Я зажигаю бенгальский огонь и протягиваю бабе Шуре:
— Фея-крёстная ты моя!
На экране бузит певица:
— Если бы не обстоятельства, я могла бы поднимать полки в атаку, —
Внизу титрами идёт текст, и баба Шура подпевает:
— Если бы не обстоятельства, завела бы я не мужа, а собаку… Не, это ты матушка загнула, — баба Шура суёт прогоревший фитиль в пустой стакан и выходит в коридор.
Я прислоняюсь головой к спинке кресла и закрываю глаза.

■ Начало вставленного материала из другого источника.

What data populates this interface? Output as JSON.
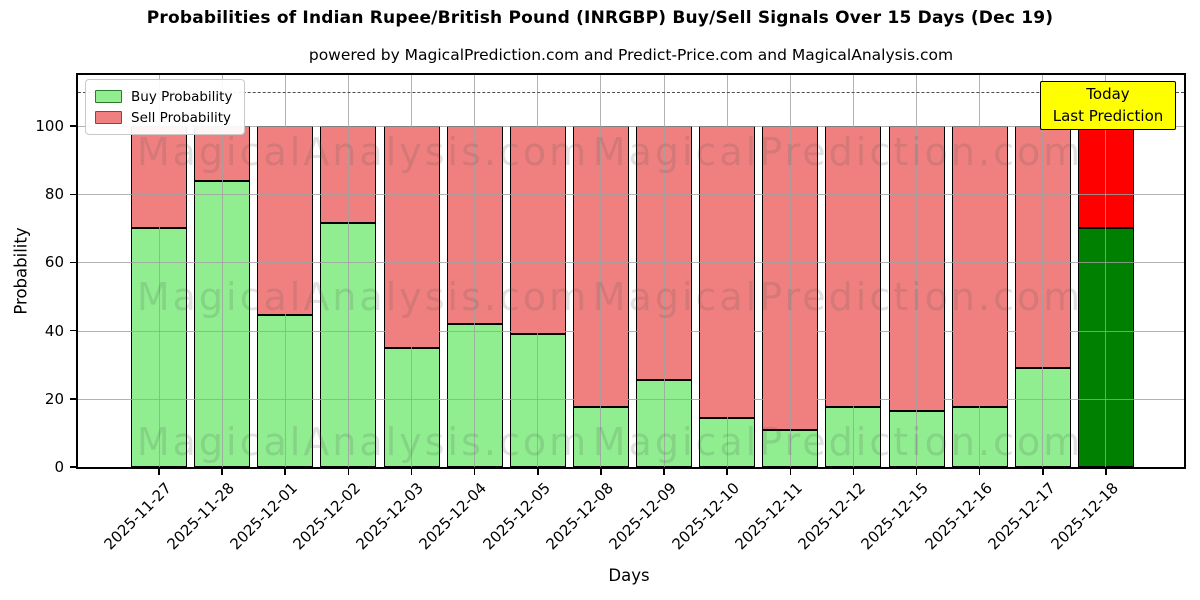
{
  "title": "Probabilities of Indian Rupee/British Pound (INRGBP) Buy/Sell Signals Over 15 Days (Dec 19)",
  "subtitle": "powered by MagicalPrediction.com and Predict-Price.com and MagicalAnalysis.com",
  "annotation": {
    "line1": "Today",
    "line2": "Last Prediction",
    "bg_color": "#ffff00"
  },
  "legend": {
    "items": [
      {
        "label": "Buy Probability",
        "fill": "#90ee90",
        "edge": "#2c7a2c"
      },
      {
        "label": "Sell Probability",
        "fill": "#f08080",
        "edge": "#9e3a3a"
      }
    ]
  },
  "watermarks": {
    "left": "MagicalAnalysis.com",
    "right": "MagicalPrediction.com"
  },
  "chart_data": {
    "type": "bar",
    "stacked": true,
    "title": "Probabilities of Indian Rupee/British Pound (INRGBP) Buy/Sell Signals Over 15 Days (Dec 19)",
    "xlabel": "Days",
    "ylabel": "Probability",
    "categories": [
      "2025-11-27",
      "2025-11-28",
      "2025-12-01",
      "2025-12-02",
      "2025-12-03",
      "2025-12-04",
      "2025-12-05",
      "2025-12-08",
      "2025-12-09",
      "2025-12-10",
      "2025-12-11",
      "2025-12-12",
      "2025-12-15",
      "2025-12-16",
      "2025-12-17",
      "2025-12-18"
    ],
    "series": [
      {
        "name": "Buy Probability",
        "color": "#90ee90",
        "values": [
          70,
          84,
          44.5,
          71.5,
          35,
          42,
          39,
          17.5,
          25.5,
          14.5,
          11,
          17.5,
          16.5,
          17.5,
          29,
          70
        ]
      },
      {
        "name": "Sell Probability",
        "color": "#f08080",
        "values": [
          30,
          16,
          55.5,
          28.5,
          65,
          58,
          61,
          82.5,
          74.5,
          85.5,
          89,
          82.5,
          83.5,
          82.5,
          71,
          30
        ]
      }
    ],
    "highlight_last_bar": {
      "index": 15,
      "buy_color": "#008000",
      "sell_color": "#ff0000",
      "label": "Today / Last Prediction"
    },
    "ylim": [
      0,
      115
    ],
    "yticks": [
      0,
      20,
      40,
      60,
      80,
      100
    ],
    "grid": true,
    "legend_position": "upper left",
    "reference_line": {
      "y": 110,
      "style": "dashed",
      "color": "#4d4d4d"
    }
  }
}
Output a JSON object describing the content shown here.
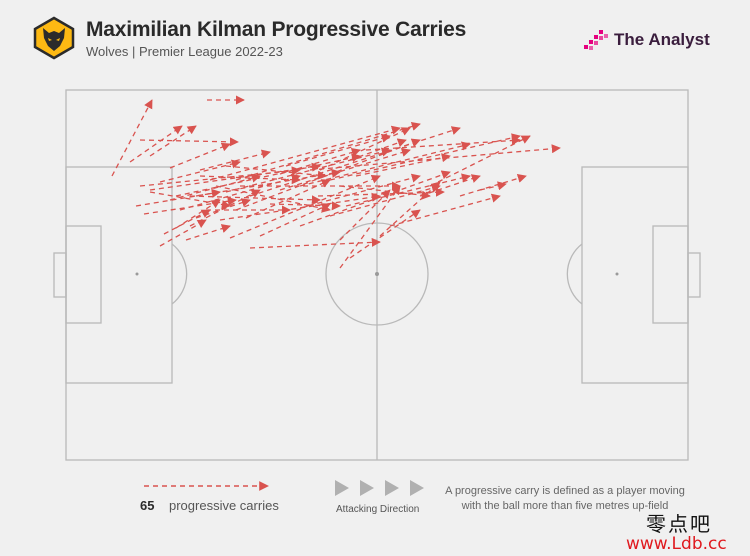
{
  "header": {
    "title": "Maximilian Kilman Progressive Carries",
    "subtitle": "Wolves | Premier League 2022-23",
    "brand": "The Analyst",
    "crest_icon": "wolf-head-icon"
  },
  "colors": {
    "carry": "#d9534f",
    "pitch_line": "#b9b9b9",
    "background": "#f0f0f0",
    "crest_orange": "#fdb913",
    "brand_pink": "#e5007e"
  },
  "legend": {
    "count": "65",
    "count_label": "progressive carries",
    "direction_label": "Attacking Direction",
    "definition": "A progressive carry is defined as a player moving with the ball more than five metres up-field"
  },
  "watermark": {
    "chinese": "零点吧",
    "url": "www.Ldb.cc"
  }
}
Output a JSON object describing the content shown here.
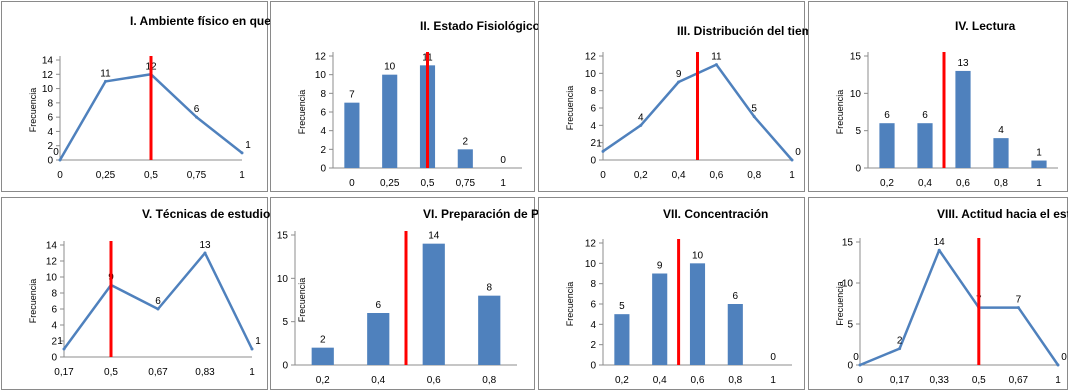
{
  "colors": {
    "series": "#4f81bd",
    "marker": "#ff0000"
  },
  "chart_data": [
    {
      "type": "line",
      "title": "I. Ambiente físico en que estudia",
      "ylabel": "Frecuencia",
      "categories": [
        "0",
        "0,25",
        "0,5",
        "0,75",
        "1"
      ],
      "values": [
        0,
        11,
        12,
        6,
        1
      ],
      "ylim": [
        0,
        14
      ],
      "yticks": [
        0,
        2,
        4,
        6,
        8,
        10,
        12,
        14
      ],
      "marker_at": 0.5
    },
    {
      "type": "bar",
      "title": "II. Estado Fisiológico",
      "ylabel": "Frecuencia",
      "categories": [
        "0",
        "0,25",
        "0,5",
        "0,75",
        "1"
      ],
      "values": [
        7,
        10,
        11,
        2,
        0
      ],
      "ylim": [
        0,
        12
      ],
      "yticks": [
        0,
        2,
        4,
        6,
        8,
        10,
        12
      ],
      "marker_at": 0.5
    },
    {
      "type": "line",
      "title": "III. Distribución del tiempo",
      "ylabel": "Frecuencia",
      "categories": [
        "0",
        "0,2",
        "0,4",
        "0,6",
        "0,8",
        "1"
      ],
      "values": [
        1,
        4,
        9,
        11,
        5,
        0
      ],
      "ylim": [
        0,
        12
      ],
      "yticks": [
        0,
        2,
        4,
        6,
        8,
        10,
        12
      ],
      "marker_at": 0.5
    },
    {
      "type": "bar",
      "title": "IV. Lectura",
      "ylabel": "Frecuencia",
      "categories": [
        "0,2",
        "0,4",
        "0,6",
        "0,8",
        "1"
      ],
      "values": [
        6,
        6,
        13,
        4,
        1
      ],
      "ylim": [
        0,
        15
      ],
      "yticks": [
        0,
        5,
        10,
        15
      ],
      "marker_at": 0.5
    },
    {
      "type": "line",
      "title": "V. Técnicas de estudio",
      "ylabel": "Frecuencia",
      "categories": [
        "0,17",
        "0,5",
        "0,67",
        "0,83",
        "1"
      ],
      "values": [
        1,
        9,
        6,
        13,
        1
      ],
      "ylim": [
        0,
        14
      ],
      "yticks": [
        0,
        2,
        4,
        6,
        8,
        10,
        12,
        14
      ],
      "marker_at": 0.5
    },
    {
      "type": "bar",
      "title": "VI. Preparación de Pruebas",
      "ylabel": "Frecuencia",
      "categories": [
        "0,2",
        "0,4",
        "0,6",
        "0,8"
      ],
      "values": [
        2,
        6,
        14,
        8
      ],
      "ylim": [
        0,
        15
      ],
      "yticks": [
        0,
        5,
        10,
        15
      ],
      "marker_at": 0.5
    },
    {
      "type": "bar",
      "title": "VII. Concentración",
      "ylabel": "Frecuencia",
      "categories": [
        "0,2",
        "0,4",
        "0,6",
        "0,8",
        "1"
      ],
      "values": [
        5,
        9,
        10,
        6,
        0
      ],
      "ylim": [
        0,
        12
      ],
      "yticks": [
        0,
        2,
        4,
        6,
        8,
        10,
        12
      ],
      "marker_at": 0.5
    },
    {
      "type": "line",
      "title": "VIII. Actitud hacia el estudio",
      "ylabel": "Frecuencia",
      "categories": [
        "0",
        "0,17",
        "0,33",
        "0,5",
        "0,67",
        "1"
      ],
      "values": [
        0,
        2,
        14,
        7,
        7,
        0
      ],
      "ylim": [
        0,
        15
      ],
      "yticks": [
        0,
        5,
        10,
        15
      ],
      "marker_at": 0.5
    }
  ]
}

В тот же день, когда «познакомилась» в лифте с Ярославом, я впервые увидела Викторию. Она вышла из кабинета зама генерального директора. Огляделась и сразу свернула в туалет. У неё были такие же, как у меня, роскошные светлые волосы, и она так же попирала дресс-код. Короткое чёрное платье не доходило и до середины бёдер её длинных ног в кожаных ботильонах с золотыми пряжками. Лицо красное, будто это у неё повышенное давление, а не у зама. Тогда я ещё не знала, что Виктория — невеста Ярослава. Впрочем, тонометр показал, что Кириллу Петровичу хоть сейчас в космонавты. В кабинете я ещё раз убедилось, что с его давлением всё в порядке. Мне показалось он даже не скрывал, что его больше интересует моя персона, а не собственное здоровье. Он попросил меня снять шапочку и пройтись. Потом долго расспрашивал про моё житьё-бытьё. Я думала, что получу втык от Атлантиды за долгое отсутствие, но она ничего мне не сказала.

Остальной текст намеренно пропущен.